Tomado de «El trauma y el cuerpo. Un modelo sensoriomotriz de psicoterapia» (2009), Ogden, P., Minton, K. y Pin, C. ; Desclée de Brouwer.

Destacaré aquí el gran valor de los planteamientos que están poniendo en conexión este sencillo modelo de los tres niveles de activación con la Teoría del apego, en los que, a grandes rasgos, la hiperactivación correlaciona con el apego inseguro ambivalente, la activación óptima con el apego seguro y la hipoactivación con el apego inseguro evitativo. Pues bien, podría decirse que todas las dificultades psicoemocionales/corporales, o al menos una gran mayoría, sean estas pasajeras o duraderas, tienen que ver con la imposibilidad de mantenerse en la zona de activación óptima. Y a la inversa, el equilibrio personal y el buen funcionamiento se relaciona con la capacidad que la persona haya desarrollado, en interacción con su entorno, para no salir de esta zona, y con la facilidad para volver a ella tras los inevitables desequilibrios.
La resiliencia, por ejemplo, podría definirse como la capacidad de afrontar las dificultades sin salirse de la zona de activación óptima. Imaginemos un bombero que sea capaz de estar en medio de un incendio sin salir de esta zona. Podrá pensar con flexibilidad en la mejor solución posible. En la medida que pase a zona de hiperactivación se activarán mecanismos de ataque o fuga, y si se hipoactiva se quedará bloqueado y paralizado.
Desde esta perspectiva, apreciaremos con facilidad que los principales objetivos de cualquier psicoterapia se relacionan con la ampliación, por así decirlo, de la zona de activación óptima; con que sea esta la predominante; con que cada vez haya menos elementos, internos o externos, reales o fantaseados, pasados, presentes o futuros que tengan la capacidad de sacar a la persona de esta zona; y con el desarrollo de la capacidad de recobrar el equilibrio, es decir, volver a «la zona», cuando se pierda. El trabajo psicoterapéutico no soluciona nuestra vida, nos ayuda a estar en las mejores condiciones para afrontarla. Volviendo al símil deportivo con el que empezaba, no nos gana el partido, nos ayuda a estar en «la zona» para jugarlo.

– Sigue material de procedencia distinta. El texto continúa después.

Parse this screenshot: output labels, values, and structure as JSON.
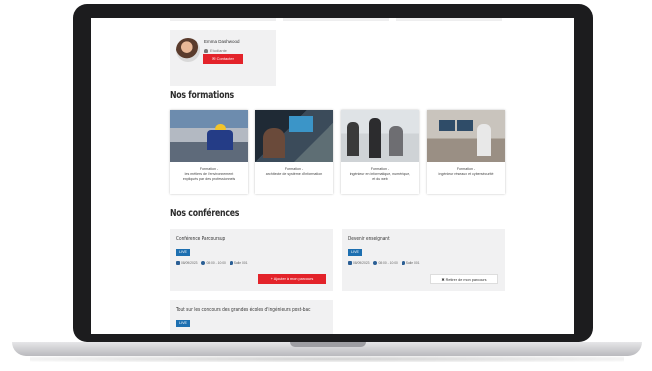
{
  "profile": {
    "name": "Emma Dashwood",
    "role": "Etudiante",
    "contact_label": "Contacter"
  },
  "formations": {
    "title": "Nos formations",
    "items": [
      {
        "label_line1": "Formation -",
        "label_line2": "les métiers de l'environnement",
        "label_line3": "expliqués par des professionnels"
      },
      {
        "label_line1": "Formation -",
        "label_line2": "architecte de système d'information",
        "label_line3": ""
      },
      {
        "label_line1": "Formation -",
        "label_line2": "ingénieur en informatique, numérique,",
        "label_line3": "et du web"
      },
      {
        "label_line1": "Formation -",
        "label_line2": "ingénieur réseaux et cybersécurité",
        "label_line3": ""
      }
    ]
  },
  "conferences": {
    "title": "Nos conférences",
    "items": [
      {
        "title": "Conférence Parcoursup",
        "badge": "LIVE",
        "date": "08/09/2023",
        "time": "08:00 - 10:00",
        "place": "Salle 001",
        "action_label": "Ajouter à mon parcours"
      },
      {
        "title": "Devenir enseignant",
        "badge": "LIVE",
        "date": "08/09/2023",
        "time": "08:00 - 10:00",
        "place": "Salle 001",
        "action_label": "Retirer de mon parcours"
      },
      {
        "title": "Tout sur les concours des grandes écoles d'ingénieurs post-bac",
        "badge": "LIVE"
      }
    ]
  },
  "colors": {
    "accent_red": "#e3232a",
    "live_blue": "#1d6fb0"
  }
}
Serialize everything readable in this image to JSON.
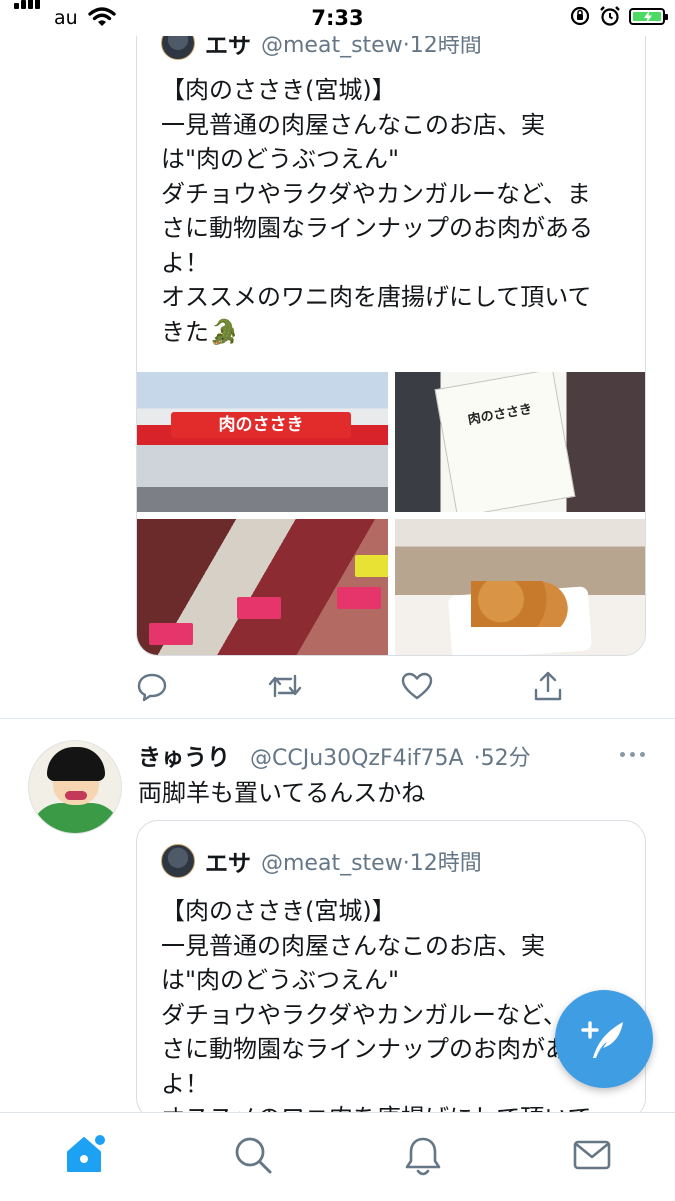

Estos valiosísimos planteamientos que integran los niveles de activación y los estilos de apego me han permitido reenfocar dos cuadros clínicos y perfilar una terapéutica eficaz para los mismos. Me refiero al Trastorno por déficit de atención (TDA) y a la Fibromialgia.
El TDA quedaría explicado por la hipoactivación o la hiperactivación del niño. Como digo, en estas dos zonas el procesamiento de la información pierde eficacia, y mucha, simplemente porque las partes más sofisticadas del sistema nervioso entran menos en juego al activarse otras. Es por ello que el niño medicado con estimulantes mejora. El problema de la atención es pues secundario. Nos encontraremos con niños hiperactivados que necesitan aprender a regularse a la baja y niños hipoactivados que necesitan aprender a regularse al alza. Hacerlo a base de anfetaminas es, al menos, cuestionable.
La fibromialgia, y esta es una hipótesis de trabajo mía, se correspondería con estados prolongados de hipoactivación, a los que la fatiga sería inherente, y en los que el dolor muscular derivaría de la falta de tono y activación muscular prolongada en el tiempo. Actualmente trabajo en el proyecto «Psicología y deporte contra la fibromialgia», basado en la idea de que con un adecuado trabajo cognitivo, emocional y corporal se puede salir de la zona de hipoactivación, y por tanto de la fatiga y la falta de ganas, y romper con ello el «bucle del dolor», en el que el intento de aliviarlo lo empeora.